Deadlines, commitments, publishing cycles - these aren’t artificial constraints. They’re catalytic friction. They turn the fog of scattered ideas into artifacts that can live in the world.
📎 Takeaway: Forcing functions are rituals that preserve curiosity by giving it shape.
—🗃️—
🟥🟥🟥
The first rule of compounding: never interrupt it unnecessarily
In an earlier issue of Verstreuen, I wrote about assets that compound - knowledge, relationships, habits, attention.
But compounding’s hardest part isn’t starting - it’s staying the path.
The first stretch of any compounding curve feels painfully flat.
You add notes but nothing connects.
You work out but see no change.
You publish but nobody seems to notice.
That’s when most people pivot.
But every restart erases the invisible progress that was beginning to build.
When I first built my Zettelkasten, each note felt isolated - fragments without a pattern.
But one day, two old notes connected unexpectedly, and something clicked.
The system had begun to think with me.
That moment only came because I didn’t quit during the flat part of the curve.
Compounding rewards patience - the willingness to keep showing up before the payoff appears.
Because once it does, momentum turns to leverage.

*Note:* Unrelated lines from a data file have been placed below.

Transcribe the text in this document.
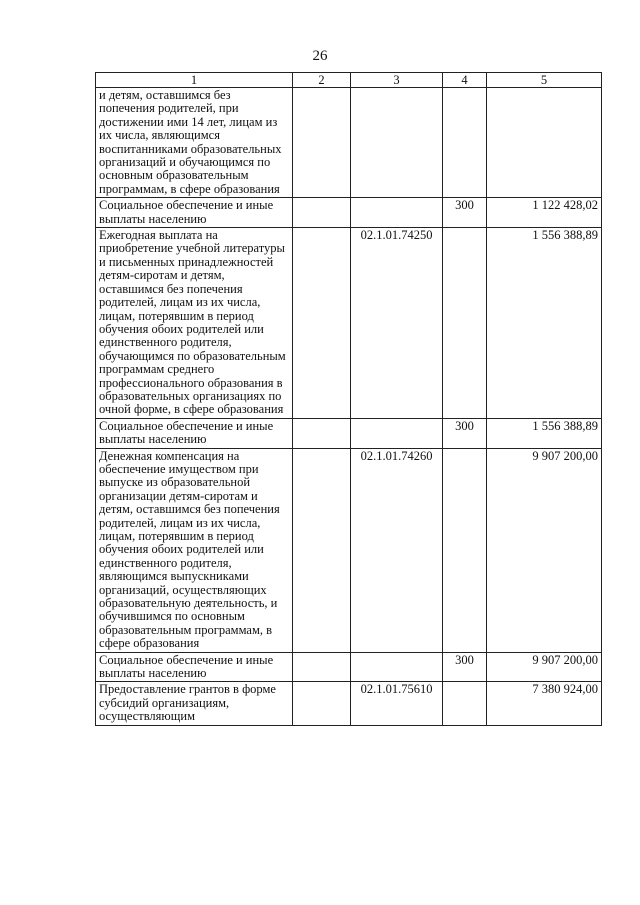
26
1	2	3	4	5
и детям, оставшимся без попечения родителей, при достижении ими 14 лет, лицам из их числа, являющимся воспитанниками образовательных организаций и обучающимся по основным образовательным программам, в сфере образования				
Социальное обеспечение и иные выплаты населению			300	1 122 428,02
Ежегодная выплата на приобретение учебной литературы и письменных принадлежностей детям-сиротам и детям, оставшимся без попечения родителей, лицам из их числа, лицам, потерявшим в период обучения обоих родителей или единственного родителя, обучающимся по образовательным программам среднего профессионального образования в образовательных организациях по очной форме, в сфере образования		02.1.01.74250		1 556 388,89
Социальное обеспечение и иные выплаты населению			300	1 556 388,89
Денежная компенсация на обеспечение имуществом при выпуске из образовательной организации детям-сиротам и детям, оставшимся без попечения родителей, лицам из их числа, лицам, потерявшим в период обучения обоих родителей или единственного родителя, являющимся выпускниками организаций, осуществляющих образовательную деятельность, и обучившимся по основным образовательным программам, в сфере образования		02.1.01.74260		9 907 200,00
Социальное обеспечение и иные выплаты населению			300	9 907 200,00
Предоставление грантов в форме субсидий организациям, осуществляющим		02.1.01.75610		7 380 924,00
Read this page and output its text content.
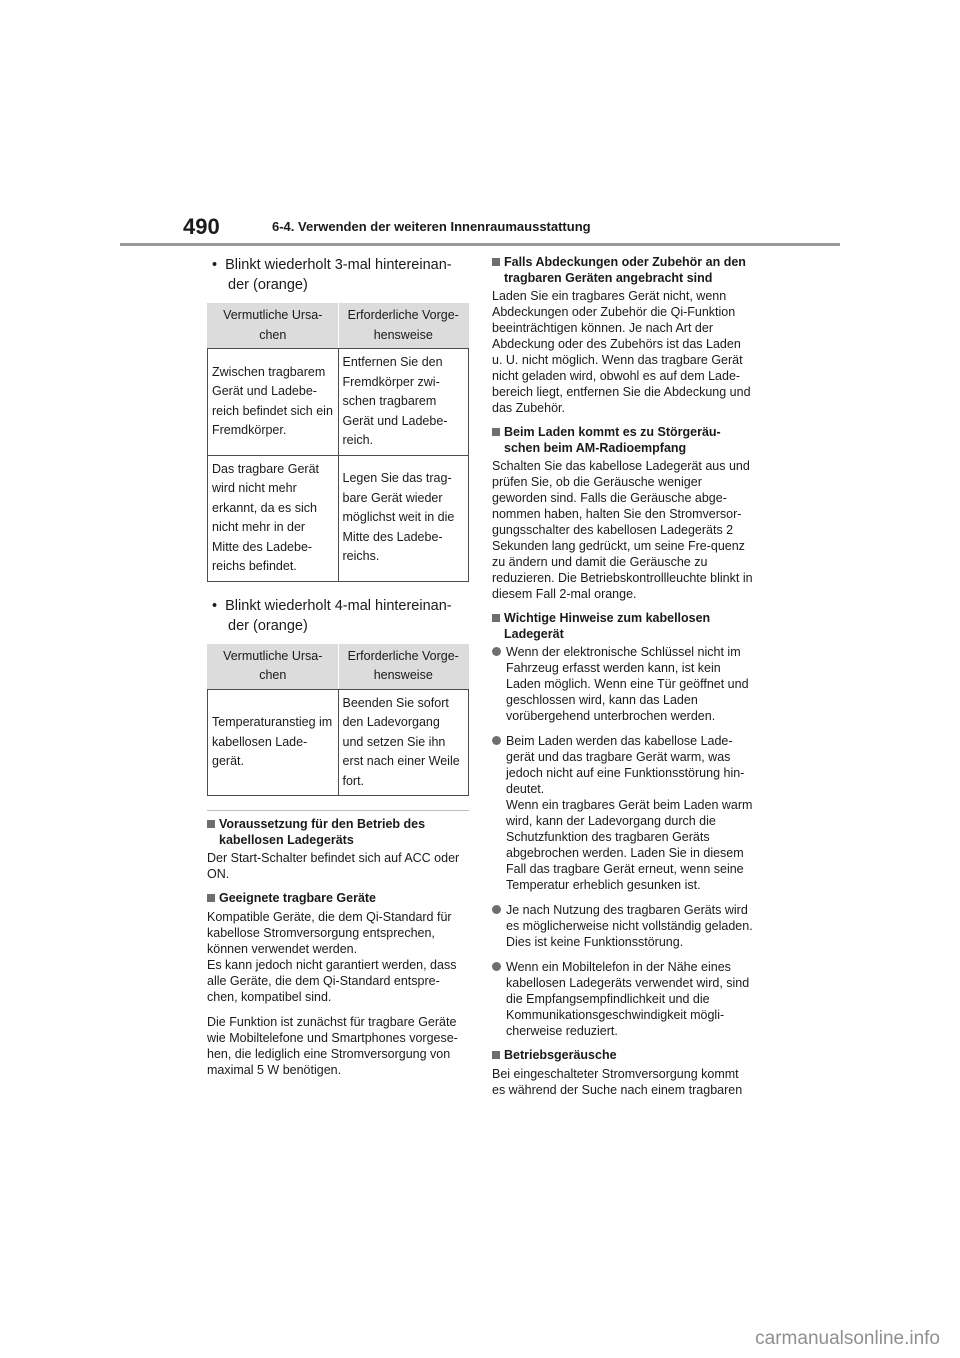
490	6-4. Verwenden der weiteren Innenraumausstattung
•  Blinkt wiederholt 3-mal hintereinan-der (orange)
Vermutliche Ursa-chen	Erforderliche Vorge-hensweise
Zwischen tragbarem Gerät und Ladebe-reich befindet sich ein Fremdkörper.	Entfernen Sie den Fremdkörper zwi-schen tragbarem Gerät und Ladebe-reich.
Das tragbare Gerät wird nicht mehr erkannt, da es sich nicht mehr in der Mitte des Ladebe-reichs befindet.	Legen Sie das trag-bare Gerät wieder möglichst weit in die Mitte des Ladebe-reichs.
•  Blinkt wiederholt 4-mal hintereinan-der (orange)
Vermutliche Ursa-chen	Erforderliche Vorge-hensweise
Temperaturanstieg im kabellosen Lade-gerät.	Beenden Sie sofort den Ladevorgang und setzen Sie ihn erst nach einer Weile fort.
Voraussetzung für den Betrieb des kabellosen Ladegeräts

Der Start-Schalter befindet sich auf ACC oder ON.

Geeignete tragbare Geräte

Kompatible Geräte, die dem Qi-Standard für kabellose Stromversorgung entsprechen, können verwendet werden.

Es kann jedoch nicht garantiert werden, dass alle Geräte, die dem Qi-Standard entspre-chen, kompatibel sind.

Die Funktion ist zunächst für tragbare Geräte wie Mobiltelefone und Smartphones vorgese-hen, die lediglich eine Stromversorgung von maximal 5 W benötigen.

Falls Abdeckungen oder Zubehör an den tragbaren Geräten angebracht sind

Laden Sie ein tragbares Gerät nicht, wenn Abdeckungen oder Zubehör die Qi-Funktion beeinträchtigen können. Je nach Art der Abdeckung oder des Zubehörs ist das Laden u. U. nicht möglich. Wenn das tragbare Gerät nicht geladen wird, obwohl es auf dem Lade-bereich liegt, entfernen Sie die Abdeckung und das Zubehör.

Beim Laden kommt es zu Störgeräu-schen beim AM-Radioempfang

Schalten Sie das kabellose Ladegerät aus und prüfen Sie, ob die Geräusche weniger geworden sind. Falls die Geräusche abge-nommen haben, halten Sie den Stromversor-gungsschalter des kabellosen Ladegeräts 2 Sekunden lang gedrückt, um seine Fre-quenz zu ändern und damit die Geräusche zu reduzieren. Die Betriebskontrollleuchte blinkt in diesem Fall 2-mal orange.

Wichtige Hinweise zum kabellosen Ladegerät
Wenn der elektronische Schlüssel nicht im Fahrzeug erfasst werden kann, ist kein Laden möglich. Wenn eine Tür geöffnet und geschlossen wird, kann das Laden vorübergehend unterbrochen werden.
Beim Laden werden das kabellose Lade-gerät und das tragbare Gerät warm, was jedoch nicht auf eine Funktionsstörung hin-deutet.
Wenn ein tragbares Gerät beim Laden warm wird, kann der Ladevorgang durch die Schutzfunktion des tragbaren Geräts abgebrochen werden. Laden Sie in diesem Fall das tragbare Gerät erneut, wenn seine Temperatur erheblich gesunken ist.
Je nach Nutzung des tragbaren Geräts wird es möglicherweise nicht vollständig geladen. Dies ist keine Funktionsstörung.
Wenn ein Mobiltelefon in der Nähe eines kabellosen Ladegeräts verwendet wird, sind die Empfangsempfindlichkeit und die Kommunikationsgeschwindigkeit mögli-cherweise reduziert.
Betriebsgeräusche

Bei eingeschalteter Stromversorgung kommt es während der Suche nach einem tragbaren

carmanualsonline.info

Each note sharpens the next.
Each connection multiplies the last.
📎 Takeaway: Every compounding system has a fragile phase. Protect it.
Don’t restart the cycle just because you can’t see the curve yet.
—🗃️—
🟨🟦🟥 WorkFrame Zettelkasten
Want your ideas to start thinking with you?
Get the Zettelkasten Toolbox - build a durable knowledge graph in Notion and give your curiosity a system that compounds.
👉 useworkframe.com/products/zettelkasten

Closing Thoughts
Creation is a system, not a spark.
First you learn to build work that adds energy instead of consuming it.
Then you learn to give that energy form through ritual and friction.
And finally, you learn to stay with it - long enough for the system to start creating with you.
The real curve isn’t profit, or clarity, or even compounding.
It’s the shift from chasing ideas to building engines that keep generating them.